The hospitalist’s performance is among the major determinants of a patient’s hospital experience. But what are the elements of a successful interaction? The authors of an article published in the Journal of Hospital Medicine set out to establish metrics to answer—and measure the answer—to that question, to assess hospitalists’ behaviors, and to establish norms and expectations.
“This study represents a first step to specifically characterize comportment and communication in hospital medicine,” the authors write.
Patient satisfaction surveys, they state, have some shortcomings in providing useful answers to that question.
“First, the attribution to specific providers is questionable,” the authors write. “Second, recall about the provider by the patients may be poor because surveys are sent to patients days after they return home. Third, the patients’ recovery and health outcomes are likely to influence their assessment of the doctor. Finally, feedback is known to be most valuable and transformative when it is specific and given in real time.”

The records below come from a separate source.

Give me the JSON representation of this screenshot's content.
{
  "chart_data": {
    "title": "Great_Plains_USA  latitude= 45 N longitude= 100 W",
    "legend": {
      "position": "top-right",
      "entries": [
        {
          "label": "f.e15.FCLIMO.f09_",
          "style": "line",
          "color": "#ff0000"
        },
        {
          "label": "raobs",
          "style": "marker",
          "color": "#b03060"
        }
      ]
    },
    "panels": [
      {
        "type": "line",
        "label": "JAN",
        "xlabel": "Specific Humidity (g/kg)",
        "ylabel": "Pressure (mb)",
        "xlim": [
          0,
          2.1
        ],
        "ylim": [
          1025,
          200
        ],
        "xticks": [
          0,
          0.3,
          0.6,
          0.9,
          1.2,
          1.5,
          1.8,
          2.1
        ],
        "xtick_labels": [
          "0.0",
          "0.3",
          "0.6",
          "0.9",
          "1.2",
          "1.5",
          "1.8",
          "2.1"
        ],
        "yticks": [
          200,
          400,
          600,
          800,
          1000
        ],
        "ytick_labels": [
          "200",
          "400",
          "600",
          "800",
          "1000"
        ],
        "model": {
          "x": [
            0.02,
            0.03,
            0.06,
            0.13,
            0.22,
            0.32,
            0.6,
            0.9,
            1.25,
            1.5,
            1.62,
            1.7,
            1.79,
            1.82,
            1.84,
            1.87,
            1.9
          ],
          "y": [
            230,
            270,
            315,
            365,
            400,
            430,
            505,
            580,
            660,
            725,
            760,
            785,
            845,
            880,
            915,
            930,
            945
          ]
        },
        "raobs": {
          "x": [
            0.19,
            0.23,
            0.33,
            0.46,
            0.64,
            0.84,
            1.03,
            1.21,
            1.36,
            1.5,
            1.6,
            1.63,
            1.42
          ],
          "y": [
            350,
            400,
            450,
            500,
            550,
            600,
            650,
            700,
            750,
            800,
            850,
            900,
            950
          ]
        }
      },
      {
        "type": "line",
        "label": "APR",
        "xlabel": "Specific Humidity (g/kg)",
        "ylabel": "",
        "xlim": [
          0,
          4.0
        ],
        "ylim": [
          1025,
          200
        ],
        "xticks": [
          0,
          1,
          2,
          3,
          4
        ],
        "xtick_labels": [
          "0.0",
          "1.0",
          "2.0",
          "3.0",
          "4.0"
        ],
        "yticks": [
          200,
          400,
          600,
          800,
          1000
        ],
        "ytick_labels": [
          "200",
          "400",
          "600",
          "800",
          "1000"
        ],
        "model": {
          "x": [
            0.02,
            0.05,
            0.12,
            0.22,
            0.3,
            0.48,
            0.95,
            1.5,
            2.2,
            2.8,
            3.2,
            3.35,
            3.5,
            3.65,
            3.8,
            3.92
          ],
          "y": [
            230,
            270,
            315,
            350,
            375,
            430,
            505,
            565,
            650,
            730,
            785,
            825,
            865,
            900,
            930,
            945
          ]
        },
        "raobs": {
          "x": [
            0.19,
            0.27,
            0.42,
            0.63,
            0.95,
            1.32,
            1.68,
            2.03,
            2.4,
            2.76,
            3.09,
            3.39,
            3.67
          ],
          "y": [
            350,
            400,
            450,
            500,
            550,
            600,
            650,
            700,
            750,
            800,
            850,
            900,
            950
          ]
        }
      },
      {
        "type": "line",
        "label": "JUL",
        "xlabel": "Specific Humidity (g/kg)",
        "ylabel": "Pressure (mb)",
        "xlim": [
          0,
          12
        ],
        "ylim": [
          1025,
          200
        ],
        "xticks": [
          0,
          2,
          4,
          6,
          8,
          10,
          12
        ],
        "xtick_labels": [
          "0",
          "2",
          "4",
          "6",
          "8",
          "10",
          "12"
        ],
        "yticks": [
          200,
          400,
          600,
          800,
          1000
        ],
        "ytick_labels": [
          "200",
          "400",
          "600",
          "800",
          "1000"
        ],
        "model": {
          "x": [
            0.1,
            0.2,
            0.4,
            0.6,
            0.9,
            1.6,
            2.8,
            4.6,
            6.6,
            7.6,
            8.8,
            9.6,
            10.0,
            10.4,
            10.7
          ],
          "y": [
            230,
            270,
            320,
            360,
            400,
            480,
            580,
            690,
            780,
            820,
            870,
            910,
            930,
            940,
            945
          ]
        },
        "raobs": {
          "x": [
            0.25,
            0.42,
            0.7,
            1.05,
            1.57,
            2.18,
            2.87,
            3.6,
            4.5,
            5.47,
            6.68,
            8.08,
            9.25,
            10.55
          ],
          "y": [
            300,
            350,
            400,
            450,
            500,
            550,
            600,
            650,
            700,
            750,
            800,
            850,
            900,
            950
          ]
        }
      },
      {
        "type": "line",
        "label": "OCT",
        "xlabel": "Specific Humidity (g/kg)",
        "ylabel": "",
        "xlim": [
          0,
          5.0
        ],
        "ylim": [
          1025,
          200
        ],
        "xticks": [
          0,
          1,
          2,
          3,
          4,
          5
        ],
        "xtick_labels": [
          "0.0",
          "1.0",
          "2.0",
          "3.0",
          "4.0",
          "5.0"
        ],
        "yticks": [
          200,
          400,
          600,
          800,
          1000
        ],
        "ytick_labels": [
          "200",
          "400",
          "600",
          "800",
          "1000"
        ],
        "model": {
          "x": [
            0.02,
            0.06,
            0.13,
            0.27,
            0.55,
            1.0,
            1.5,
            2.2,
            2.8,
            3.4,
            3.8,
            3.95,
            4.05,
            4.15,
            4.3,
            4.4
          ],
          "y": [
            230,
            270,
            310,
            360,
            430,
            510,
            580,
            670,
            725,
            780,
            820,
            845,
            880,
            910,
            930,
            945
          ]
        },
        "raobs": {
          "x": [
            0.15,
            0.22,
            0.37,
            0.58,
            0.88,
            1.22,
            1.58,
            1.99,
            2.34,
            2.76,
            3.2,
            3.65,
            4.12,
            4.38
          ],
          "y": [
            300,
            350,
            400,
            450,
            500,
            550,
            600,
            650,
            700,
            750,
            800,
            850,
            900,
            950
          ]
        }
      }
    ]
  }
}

Researchers asked the chiefs of hospital medicine divisions at five hospitals to identify their “most clinically excellent” hospitalists. Each hospitalist was observed during a routine clinical shift, and behaviors were recorded that were believed to be associated with excellent comportment and communication using the hospital medicine comportment and communication tool (HMCCOT), the final version of which has 23 variables. The physicians’ HMCCOT scores were associated with their patient satisfaction survey scores, suggesting that improved comportment might translate into enhanced patient satisfaction.
The results showed extensive variability in comportment and communication at the bedside. One variable that stood out to the researchers was that teach-back was employed in only 13% of the encounters.

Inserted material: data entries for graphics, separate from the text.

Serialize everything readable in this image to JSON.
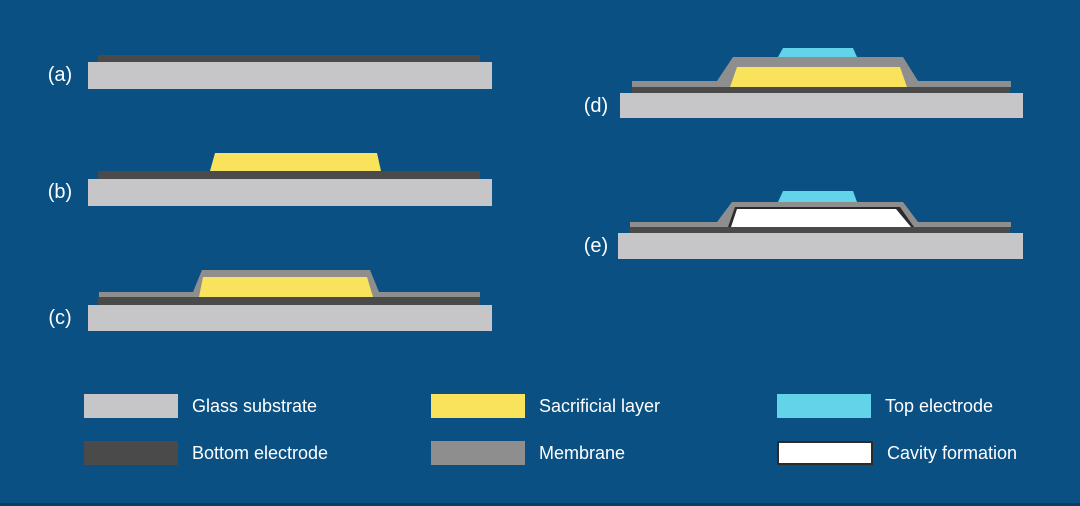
{
  "colors": {
    "bg": "#0b5083",
    "bg-edge": "#0a3e63",
    "text": "#ffffff",
    "substrate": "#c6c6c8",
    "electrode": "#4a4a4a",
    "sacrificial": "#f9e25c",
    "membrane": "#8e8e8e",
    "top-electrode": "#62d3e8",
    "cavity": "#ffffff",
    "cavity-border": "#2b2b2b"
  },
  "steps": [
    {
      "id": "a",
      "label": "(a)",
      "layers": [
        "glass-substrate",
        "bottom-electrode"
      ]
    },
    {
      "id": "b",
      "label": "(b)",
      "layers": [
        "glass-substrate",
        "bottom-electrode",
        "sacrificial-layer"
      ]
    },
    {
      "id": "c",
      "label": "(c)",
      "layers": [
        "glass-substrate",
        "bottom-electrode",
        "sacrificial-layer",
        "membrane"
      ]
    },
    {
      "id": "d",
      "label": "(d)",
      "layers": [
        "glass-substrate",
        "bottom-electrode",
        "sacrificial-layer",
        "membrane",
        "top-electrode"
      ]
    },
    {
      "id": "e",
      "label": "(e)",
      "layers": [
        "glass-substrate",
        "bottom-electrode",
        "membrane",
        "top-electrode",
        "cavity-formation"
      ]
    }
  ],
  "legend": {
    "items": [
      {
        "label": "Glass substrate",
        "color": "#c6c6c8"
      },
      {
        "label": "Bottom electrode",
        "color": "#4a4a4a"
      },
      {
        "label": "Sacrificial layer",
        "color": "#f9e25c"
      },
      {
        "label": "Membrane",
        "color": "#8e8e8e"
      },
      {
        "label": "Top electrode",
        "color": "#62d3e8"
      },
      {
        "label": "Cavity formation",
        "color": "#ffffff",
        "border": "#2b2b2b"
      }
    ]
  }
}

“Previous studies have shown that teach-back corroborates patient comprehension and can be used to engage patients (and caregivers) in realistic goal setting and optimal health service utilization,” the researchers write. “Further, patients who clearly understand their post-discharge plan are 30% less likely to be readmitted or visit the emergency department. The data for our group have helped us to see areas of strengths, such as hand washing, where we are above compliance rates across hospitals in the United States, as well as those matters that represent opportunities for improvement such as connecting more deeply with our patients.”
The researchers call for future studies to determine whether hospitalists can improve feedback from this tool and whether enhancing comportment and communication can improve both patient satisfaction and clinical outcomes.
- Kotwal S, Khaliq W, Landis R, Wright S. Developing a comportment and communication tool for use in hospital medicine [published online ahead of print August 13, 2016]. J Hosp Med. doi:10.1002/jhm.2647.